Inside a coiling, snail-like exterior that catches the eye with its glittering multi-colored pixels on a silver base, main contractor Aerodium has commandeered control of the building with its central exhibit: a wind-tunnel that was pioneered by the military and later turned to recreational use by sky-diving operators.

The technology that lets you float in the air is hardly new, with Aerodium engineer Jean St-Germain proudly trumpeting it in National Geographic magazine back in 1982, three years after he built his first wind tunnel. What is different now is the application and, of course, the odd tweak or two.

Now, the masterminds at Aerodium hope to further commercialize body flying, an alternative experience that lets you snowboard, dance or practice kung fu at heights of up to 25 meters, either in a tunnel or in the open.

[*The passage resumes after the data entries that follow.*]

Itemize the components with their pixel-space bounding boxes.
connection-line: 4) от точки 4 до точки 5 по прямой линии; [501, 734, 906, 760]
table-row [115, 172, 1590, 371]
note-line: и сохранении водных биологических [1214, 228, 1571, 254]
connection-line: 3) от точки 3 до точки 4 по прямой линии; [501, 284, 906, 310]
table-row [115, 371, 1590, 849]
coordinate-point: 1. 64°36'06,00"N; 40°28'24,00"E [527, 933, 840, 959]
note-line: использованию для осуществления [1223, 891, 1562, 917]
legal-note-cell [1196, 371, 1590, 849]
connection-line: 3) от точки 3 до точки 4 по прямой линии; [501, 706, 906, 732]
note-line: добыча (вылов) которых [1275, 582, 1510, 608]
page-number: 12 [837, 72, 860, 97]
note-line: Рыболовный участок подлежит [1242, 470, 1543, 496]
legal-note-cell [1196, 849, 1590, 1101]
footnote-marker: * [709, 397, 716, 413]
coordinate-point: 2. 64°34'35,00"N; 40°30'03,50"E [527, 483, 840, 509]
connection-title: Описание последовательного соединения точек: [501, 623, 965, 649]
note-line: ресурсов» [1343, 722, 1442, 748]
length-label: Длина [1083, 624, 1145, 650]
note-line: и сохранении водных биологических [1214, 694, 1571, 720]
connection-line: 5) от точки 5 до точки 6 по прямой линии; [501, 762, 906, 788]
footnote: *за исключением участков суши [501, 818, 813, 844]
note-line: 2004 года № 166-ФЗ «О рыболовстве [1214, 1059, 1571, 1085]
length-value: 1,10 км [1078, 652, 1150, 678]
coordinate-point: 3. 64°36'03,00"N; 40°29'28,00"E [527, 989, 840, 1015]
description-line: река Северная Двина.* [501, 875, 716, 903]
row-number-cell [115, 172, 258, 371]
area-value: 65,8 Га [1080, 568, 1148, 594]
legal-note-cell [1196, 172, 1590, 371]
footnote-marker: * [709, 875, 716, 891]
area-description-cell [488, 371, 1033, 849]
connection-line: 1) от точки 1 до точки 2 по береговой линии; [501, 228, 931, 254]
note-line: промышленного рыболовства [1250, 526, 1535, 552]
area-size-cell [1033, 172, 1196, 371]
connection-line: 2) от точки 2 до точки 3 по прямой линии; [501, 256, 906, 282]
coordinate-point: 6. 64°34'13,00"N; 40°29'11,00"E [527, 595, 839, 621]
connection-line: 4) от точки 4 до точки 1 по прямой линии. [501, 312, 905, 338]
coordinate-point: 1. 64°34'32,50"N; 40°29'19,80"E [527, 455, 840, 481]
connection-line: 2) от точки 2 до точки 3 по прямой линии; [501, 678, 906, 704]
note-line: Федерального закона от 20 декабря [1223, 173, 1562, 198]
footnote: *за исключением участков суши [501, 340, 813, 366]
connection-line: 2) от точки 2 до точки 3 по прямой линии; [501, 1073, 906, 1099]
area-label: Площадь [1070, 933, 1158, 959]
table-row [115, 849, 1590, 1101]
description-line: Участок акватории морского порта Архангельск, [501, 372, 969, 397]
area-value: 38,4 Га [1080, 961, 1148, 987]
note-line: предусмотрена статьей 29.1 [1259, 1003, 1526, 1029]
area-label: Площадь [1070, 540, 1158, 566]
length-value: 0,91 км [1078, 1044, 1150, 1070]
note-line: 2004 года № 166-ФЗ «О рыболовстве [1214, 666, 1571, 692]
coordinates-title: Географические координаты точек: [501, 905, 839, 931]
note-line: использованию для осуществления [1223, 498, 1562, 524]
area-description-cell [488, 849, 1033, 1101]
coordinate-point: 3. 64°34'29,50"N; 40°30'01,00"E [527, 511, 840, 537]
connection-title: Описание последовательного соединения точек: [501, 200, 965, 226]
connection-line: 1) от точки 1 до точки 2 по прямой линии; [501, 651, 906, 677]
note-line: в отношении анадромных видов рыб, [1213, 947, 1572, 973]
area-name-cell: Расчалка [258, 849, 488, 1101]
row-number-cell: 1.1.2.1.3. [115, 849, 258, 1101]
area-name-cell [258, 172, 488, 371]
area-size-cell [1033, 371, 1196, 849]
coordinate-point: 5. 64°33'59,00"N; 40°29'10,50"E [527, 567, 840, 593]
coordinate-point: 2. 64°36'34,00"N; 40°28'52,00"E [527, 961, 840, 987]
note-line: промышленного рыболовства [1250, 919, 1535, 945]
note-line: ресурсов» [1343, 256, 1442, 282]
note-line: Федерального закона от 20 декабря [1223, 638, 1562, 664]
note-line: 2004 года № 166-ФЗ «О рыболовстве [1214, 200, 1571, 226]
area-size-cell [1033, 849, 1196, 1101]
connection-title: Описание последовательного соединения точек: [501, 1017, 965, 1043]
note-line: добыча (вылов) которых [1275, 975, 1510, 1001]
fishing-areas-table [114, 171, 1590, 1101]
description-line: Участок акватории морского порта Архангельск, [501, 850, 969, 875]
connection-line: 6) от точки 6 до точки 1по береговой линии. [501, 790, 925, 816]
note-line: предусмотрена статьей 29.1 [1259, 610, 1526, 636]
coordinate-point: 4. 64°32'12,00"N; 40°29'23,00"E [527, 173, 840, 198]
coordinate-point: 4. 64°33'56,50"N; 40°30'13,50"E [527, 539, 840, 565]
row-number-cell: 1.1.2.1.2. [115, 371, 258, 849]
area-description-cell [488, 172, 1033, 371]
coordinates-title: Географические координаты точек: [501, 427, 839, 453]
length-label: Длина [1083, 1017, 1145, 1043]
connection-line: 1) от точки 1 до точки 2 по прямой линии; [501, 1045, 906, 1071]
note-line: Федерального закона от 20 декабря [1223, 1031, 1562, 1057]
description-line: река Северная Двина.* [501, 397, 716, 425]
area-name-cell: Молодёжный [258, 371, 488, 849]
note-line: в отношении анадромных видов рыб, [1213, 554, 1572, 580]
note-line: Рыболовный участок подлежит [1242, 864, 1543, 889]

The sport, or hobby, has taken off in Latvia in the past five years, where two 1-minute rides cost 200 yuan.

"Our technology is at the absolute cutting-edge of this industry and 100 percent made in Lativa," said spokesperson Janet Wang, adding that vertical wind tunnels cost from 1.5 million to 20 million yuan to build.

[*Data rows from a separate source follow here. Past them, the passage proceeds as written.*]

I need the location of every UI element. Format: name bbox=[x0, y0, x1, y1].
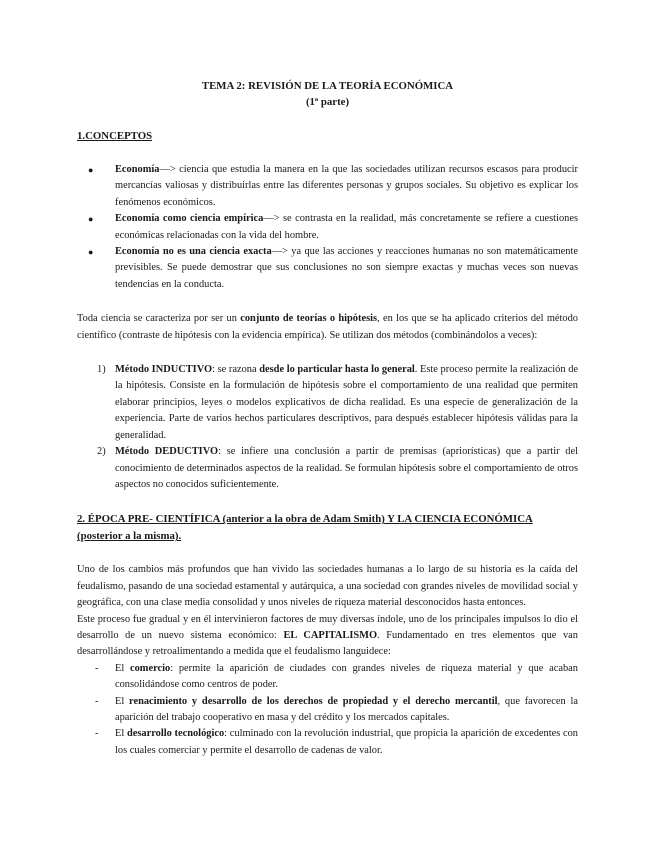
section-heading-conceptos: 1.CONCEPTOS bbox=[77, 130, 153, 142]
dash-icon: - bbox=[95, 728, 99, 740]
paragraph-bold: conjunto de teorías o hipótesis bbox=[240, 313, 378, 325]
methods-list bbox=[77, 362, 578, 493]
document-title: TEMA 2: REVISIÓN DE LA TEORÍA ECONÓMICA bbox=[201, 80, 454, 92]
method-text: . Este proceso permite la realización de la hipótesis. Consiste en la formulación de hipótesis sobre el comportamiento de una realidad que permiten elaborar principios, leyes o modelos explicativos de dicha realidad. Es una especie de generalización de la experiencia. Parte de varios hechos particulares descriptivos, para después establecer hipótesis válidas para la generalidad. bbox=[115, 364, 579, 441]
item-text: El bbox=[115, 662, 130, 674]
item-bold: desarrollo tecnológico bbox=[126, 728, 225, 740]
paragraph-text: Este proceso fue gradual y en él intervinieron factores de muy diversas índole, uno de los principales impulsos lo dio el desarrollo de un nuevo sistema económico: bbox=[77, 613, 578, 641]
bullet-icon: ● bbox=[88, 214, 94, 225]
bullet-icon: ● bbox=[88, 165, 94, 175]
section-heading-epoca: 2. ÉPOCA PRE- CIENTÍFICA (anterior a la obra de Adam Smith) Y LA CIENCIA ECONÓMICA (posterior a la misma). bbox=[77, 513, 533, 543]
method-term: Método INDUCTIVO bbox=[115, 364, 213, 376]
list-number: 1) bbox=[97, 364, 106, 376]
list-item bbox=[77, 162, 578, 211]
list-item bbox=[77, 444, 578, 493]
list-item bbox=[77, 694, 578, 727]
elements-list bbox=[77, 661, 578, 759]
method-text: : se razona bbox=[212, 364, 260, 376]
list-item bbox=[77, 726, 578, 759]
science-paragraph bbox=[77, 311, 578, 344]
method-term: Método DEDUCTIVO bbox=[115, 446, 219, 458]
concept-text: —> se contrasta en la realidad, más concretamente se refiere a cuestiones económicas relacionadas con la vida del hombre. bbox=[115, 213, 578, 241]
item-bold: comercio bbox=[130, 662, 171, 674]
paragraph-text: , en los que se ha aplicado criterios del método científico (contraste de hipótesis con la evidencia empírica). Se utilizan dos métodos (combinándolos a veces): bbox=[77, 313, 578, 341]
dash-icon: - bbox=[95, 662, 99, 674]
concept-term: Economía como ciencia empírica bbox=[115, 213, 264, 225]
paragraph-text: . Fundamentado en tres elementos que van desarrollándose y retroalimentando a medida que el feudalismo languidece: bbox=[77, 629, 578, 658]
concept-term: Economía no es una ciencia exacta bbox=[115, 246, 272, 258]
paragraph-text: Toda ciencia se caracteriza por ser un bbox=[77, 313, 241, 325]
item-text: , que favorecen la aparición del trabajo cooperativo en masa y del crédito y los mercados capitales. bbox=[115, 695, 578, 723]
capitalism-paragraph bbox=[77, 612, 578, 661]
feudalism-paragraph: Uno de los cambios más profundos que han vivido las sociedades humanas a lo largo de su historia es la caída del feudalismo, pasando de una sociedad estamental y autárquica, a una sociedad con grandes niveles de movilidad social y geográfica, con una clase media consolidad y unos niveles de riqueza material desconocidos hasta entonces. bbox=[77, 564, 578, 609]
paragraph-bold: EL CAPITALISMO bbox=[283, 629, 378, 641]
method-bold: desde lo particular hasta lo general bbox=[259, 364, 415, 376]
concept-text: —> ciencia que estudia la manera en la que las sociedades utilizan recursos escasos para producir mercancías valiosas y distribuirlas entre las diferentes personas y grupos sociales. Su objetivo es explicar los fenómenos económicos. bbox=[115, 164, 578, 208]
item-text: El bbox=[115, 728, 127, 740]
list-item bbox=[77, 362, 578, 444]
item-text: : permite la aparición de ciudades con grandes niveles de riqueza material y que acaban consolidándose como centros de poder. bbox=[115, 662, 578, 691]
list-item bbox=[77, 211, 578, 244]
item-text: : culminado con la revolución industrial, que propicia la aparición de excedentes con los cuales comerciar y permite el desarrollo de cadenas de valor. bbox=[115, 728, 578, 756]
method-text: : se infiere una conclusión a partir de premisas (apriorísticas) que a partir del conocimiento de determinados aspectos de la realidad. Se formulan hipótesis sobre el comportamiento de otros aspectos no conocidos suficientemente. bbox=[115, 446, 578, 490]
dash-icon: - bbox=[95, 695, 99, 707]
item-text: El bbox=[115, 695, 130, 707]
list-item bbox=[77, 661, 578, 694]
item-bold: renacimiento y desarrollo de los derechos de propiedad y el derecho mercantil bbox=[129, 695, 498, 707]
document-subtitle: (1ª parte) bbox=[305, 96, 350, 108]
list-number: 2) bbox=[97, 446, 106, 458]
bullet-icon: ● bbox=[88, 247, 94, 258]
list-item bbox=[77, 244, 578, 293]
concepts-list bbox=[77, 162, 578, 293]
concept-term: Economía bbox=[115, 164, 160, 175]
concept-text: —> ya que las acciones y reacciones humanas no son matemáticamente previsibles. Se puede demostrar que sus conclusiones no son siempre exactas y muchas veces son nuevas tendencias en la conducta. bbox=[115, 246, 578, 290]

"When we opened our pavilion, we invited our (industrial) competitors to come and view our product. They were so impressed they told us they wanted to buy it, even though they said it jokingly."

Due to a paucity of press coverage and the neighboring Denmark Pavilion stealing much of the limelight, with its rent-a-bike scheme and The Little Mermaid statue, visitors to the Latvia Pavilion only need to queue an average of 20 minutes to watch a sensational show and win the chance to experience simulated skydiving.

The team performs every 30 minutes. It also invites guests to enter a lottery upon entering the pavilion. The winners, of whom there are about six an hour, get to fly with an instructor following basic video training and a quick medical check-up.

"It felt like a dream," said 22-year-old Zhao Jingwen, who like all Shanghai residents was given a free ticket to the Expo by the local government. "The instructor kept telling us that the most important thing is to relax, almost like you are sleeping."

Her boyfriend Zhuang Jun, who won the couple a flight by filling in their names on a touch screen, described it as an adrenaline confidence boost. "We're never going to forget this. Now that I feel safe doing this, I want to try bungee jumping and see what the difference is," he said.